Marilyn Mosby, convicted of two counts of perjury last week, will not be sentenced until she stands trial for pending mortgage fraud charges, a judge said today.
It’s not clear when that second trial will take place.
In a telephone conference with defense attorneys and federal prosecutors, U.S. District Judge Lydia Kay Griggsby said she would propose potential dates for a trial in the first quarter of 2024.
Griggsby’s ruling comes after a jury on Thursday found that the former Baltimore state’s attorney lied about having experienced hardship during the pandemic in order to make early withdrawals of retirement funds.
Mosby used the $90,000 she obtained from the city’s Deferred Compensation Plan to purchase two vacation homes in Florida.
In the second criminal case, Mosby is charged with making false mortgage applications to buy those properties.

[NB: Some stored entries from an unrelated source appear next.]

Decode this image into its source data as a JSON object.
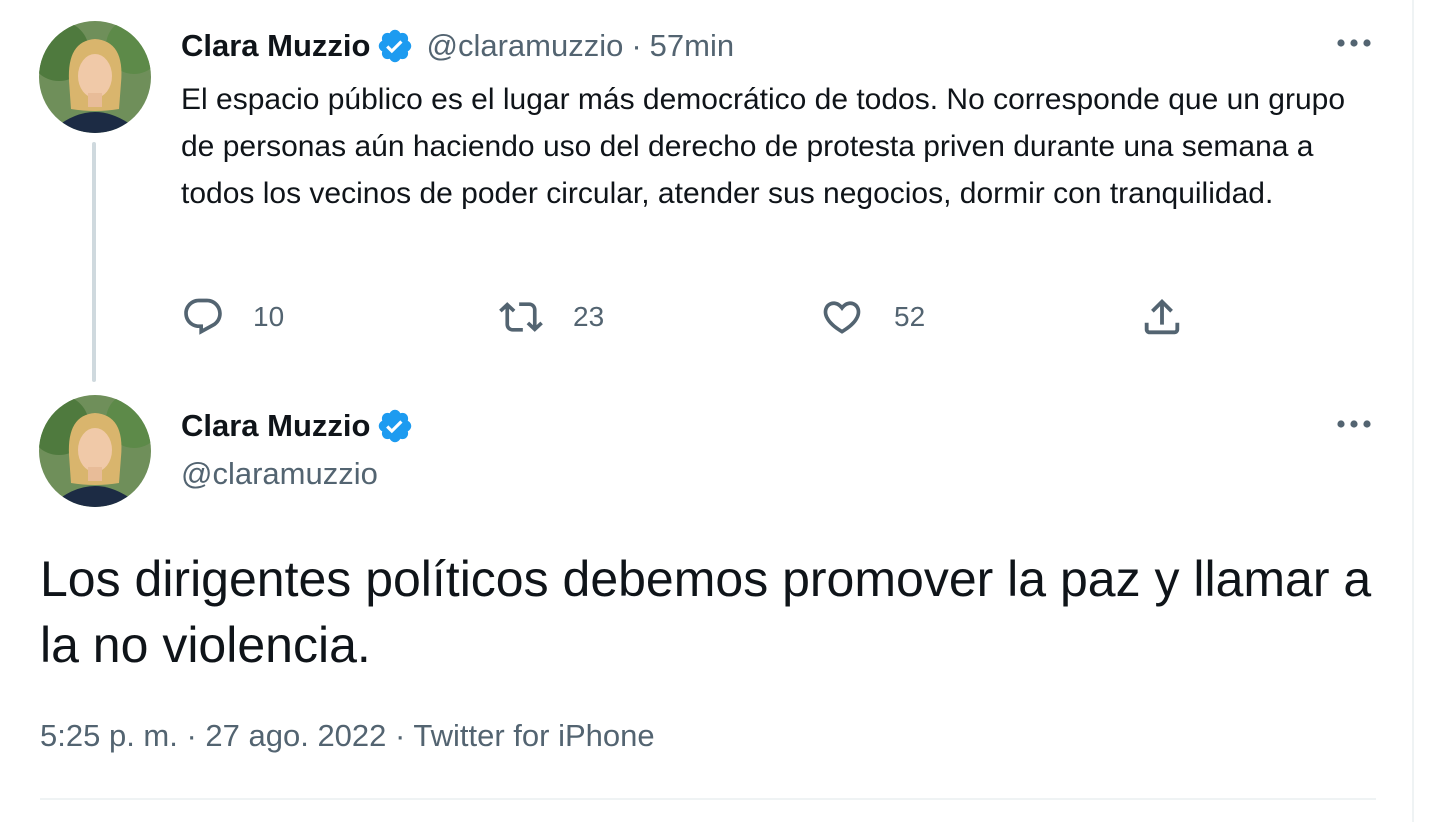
{
  "colors": {
    "verified_blue": "#1d9bf0",
    "secondary_text": "#536471",
    "primary_text": "#0f1419",
    "thread_line": "#cfd9de"
  },
  "reply_tweet": {
    "author_name": "Clara Muzzio",
    "handle": "@claramuzzio",
    "separator": "·",
    "time": "57min",
    "text": "El espacio público es el lugar más democrático de todos. No corresponde que un grupo de personas aún haciendo uso del derecho de protesta priven durante una semana a todos los vecinos de poder circular, atender sus negocios, dormir con tranquilidad.",
    "actions": {
      "reply_icon": "reply-icon",
      "reply_count": "10",
      "retweet_icon": "retweet-icon",
      "retweet_count": "23",
      "like_icon": "heart-icon",
      "like_count": "52",
      "share_icon": "share-icon"
    },
    "more_icon": "more-dots-icon"
  },
  "main_tweet": {
    "author_name": "Clara Muzzio",
    "handle": "@claramuzzio",
    "text": "Los dirigentes políticos debemos promover la paz y llamar a la no violencia.",
    "timestamp": "5:25 p. m. · 27 ago. 2022 · Twitter for iPhone",
    "more_icon": "more-dots-icon"
  }
}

During the three-day trial, Mosby was accused of lying on a form she filled out to make the withdrawals by checking a box indicating she had suffered “adverse financial consequences” related to Covid.

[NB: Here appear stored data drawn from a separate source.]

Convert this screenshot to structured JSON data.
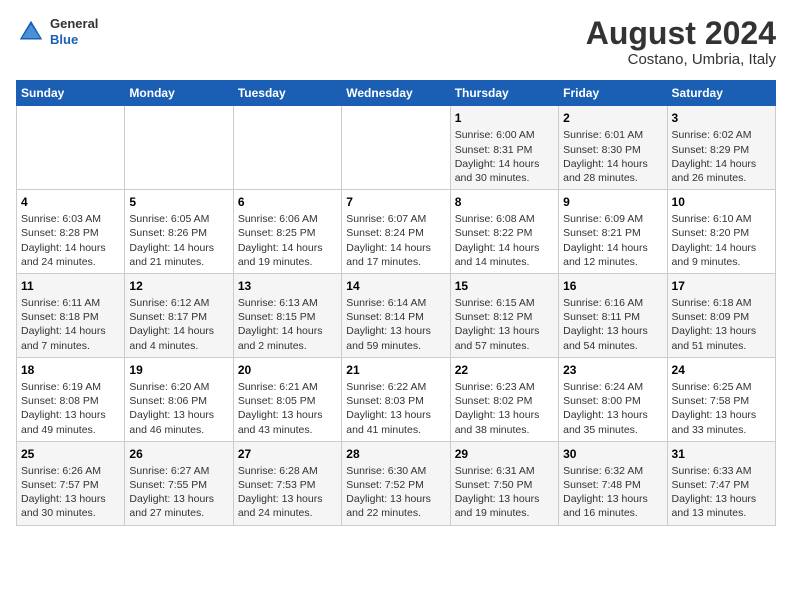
{
  "header": {
    "logo_general": "General",
    "logo_blue": "Blue",
    "title": "August 2024",
    "subtitle": "Costano, Umbria, Italy"
  },
  "days_of_week": [
    "Sunday",
    "Monday",
    "Tuesday",
    "Wednesday",
    "Thursday",
    "Friday",
    "Saturday"
  ],
  "weeks": [
    [
      {
        "day": "",
        "info": ""
      },
      {
        "day": "",
        "info": ""
      },
      {
        "day": "",
        "info": ""
      },
      {
        "day": "",
        "info": ""
      },
      {
        "day": "1",
        "info": "Sunrise: 6:00 AM\nSunset: 8:31 PM\nDaylight: 14 hours\nand 30 minutes."
      },
      {
        "day": "2",
        "info": "Sunrise: 6:01 AM\nSunset: 8:30 PM\nDaylight: 14 hours\nand 28 minutes."
      },
      {
        "day": "3",
        "info": "Sunrise: 6:02 AM\nSunset: 8:29 PM\nDaylight: 14 hours\nand 26 minutes."
      }
    ],
    [
      {
        "day": "4",
        "info": "Sunrise: 6:03 AM\nSunset: 8:28 PM\nDaylight: 14 hours\nand 24 minutes."
      },
      {
        "day": "5",
        "info": "Sunrise: 6:05 AM\nSunset: 8:26 PM\nDaylight: 14 hours\nand 21 minutes."
      },
      {
        "day": "6",
        "info": "Sunrise: 6:06 AM\nSunset: 8:25 PM\nDaylight: 14 hours\nand 19 minutes."
      },
      {
        "day": "7",
        "info": "Sunrise: 6:07 AM\nSunset: 8:24 PM\nDaylight: 14 hours\nand 17 minutes."
      },
      {
        "day": "8",
        "info": "Sunrise: 6:08 AM\nSunset: 8:22 PM\nDaylight: 14 hours\nand 14 minutes."
      },
      {
        "day": "9",
        "info": "Sunrise: 6:09 AM\nSunset: 8:21 PM\nDaylight: 14 hours\nand 12 minutes."
      },
      {
        "day": "10",
        "info": "Sunrise: 6:10 AM\nSunset: 8:20 PM\nDaylight: 14 hours\nand 9 minutes."
      }
    ],
    [
      {
        "day": "11",
        "info": "Sunrise: 6:11 AM\nSunset: 8:18 PM\nDaylight: 14 hours\nand 7 minutes."
      },
      {
        "day": "12",
        "info": "Sunrise: 6:12 AM\nSunset: 8:17 PM\nDaylight: 14 hours\nand 4 minutes."
      },
      {
        "day": "13",
        "info": "Sunrise: 6:13 AM\nSunset: 8:15 PM\nDaylight: 14 hours\nand 2 minutes."
      },
      {
        "day": "14",
        "info": "Sunrise: 6:14 AM\nSunset: 8:14 PM\nDaylight: 13 hours\nand 59 minutes."
      },
      {
        "day": "15",
        "info": "Sunrise: 6:15 AM\nSunset: 8:12 PM\nDaylight: 13 hours\nand 57 minutes."
      },
      {
        "day": "16",
        "info": "Sunrise: 6:16 AM\nSunset: 8:11 PM\nDaylight: 13 hours\nand 54 minutes."
      },
      {
        "day": "17",
        "info": "Sunrise: 6:18 AM\nSunset: 8:09 PM\nDaylight: 13 hours\nand 51 minutes."
      }
    ],
    [
      {
        "day": "18",
        "info": "Sunrise: 6:19 AM\nSunset: 8:08 PM\nDaylight: 13 hours\nand 49 minutes."
      },
      {
        "day": "19",
        "info": "Sunrise: 6:20 AM\nSunset: 8:06 PM\nDaylight: 13 hours\nand 46 minutes."
      },
      {
        "day": "20",
        "info": "Sunrise: 6:21 AM\nSunset: 8:05 PM\nDaylight: 13 hours\nand 43 minutes."
      },
      {
        "day": "21",
        "info": "Sunrise: 6:22 AM\nSunset: 8:03 PM\nDaylight: 13 hours\nand 41 minutes."
      },
      {
        "day": "22",
        "info": "Sunrise: 6:23 AM\nSunset: 8:02 PM\nDaylight: 13 hours\nand 38 minutes."
      },
      {
        "day": "23",
        "info": "Sunrise: 6:24 AM\nSunset: 8:00 PM\nDaylight: 13 hours\nand 35 minutes."
      },
      {
        "day": "24",
        "info": "Sunrise: 6:25 AM\nSunset: 7:58 PM\nDaylight: 13 hours\nand 33 minutes."
      }
    ],
    [
      {
        "day": "25",
        "info": "Sunrise: 6:26 AM\nSunset: 7:57 PM\nDaylight: 13 hours\nand 30 minutes."
      },
      {
        "day": "26",
        "info": "Sunrise: 6:27 AM\nSunset: 7:55 PM\nDaylight: 13 hours\nand 27 minutes."
      },
      {
        "day": "27",
        "info": "Sunrise: 6:28 AM\nSunset: 7:53 PM\nDaylight: 13 hours\nand 24 minutes."
      },
      {
        "day": "28",
        "info": "Sunrise: 6:30 AM\nSunset: 7:52 PM\nDaylight: 13 hours\nand 22 minutes."
      },
      {
        "day": "29",
        "info": "Sunrise: 6:31 AM\nSunset: 7:50 PM\nDaylight: 13 hours\nand 19 minutes."
      },
      {
        "day": "30",
        "info": "Sunrise: 6:32 AM\nSunset: 7:48 PM\nDaylight: 13 hours\nand 16 minutes."
      },
      {
        "day": "31",
        "info": "Sunrise: 6:33 AM\nSunset: 7:47 PM\nDaylight: 13 hours\nand 13 minutes."
      }
    ]
  ]
}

Prosecutors said Mosby was never furloughed and saw her salary rise from $238,000 to $248,000 that year.
Her lawyers argued that she suffered hardship because Covid halted her travel business, Mahogany Elite Enterprises, and two affiliates.
Prosecutors said the LLCs, which she told The Brew in 2020 had no employees, revenues or clients and would not be operating while she was in office, were never real businesses.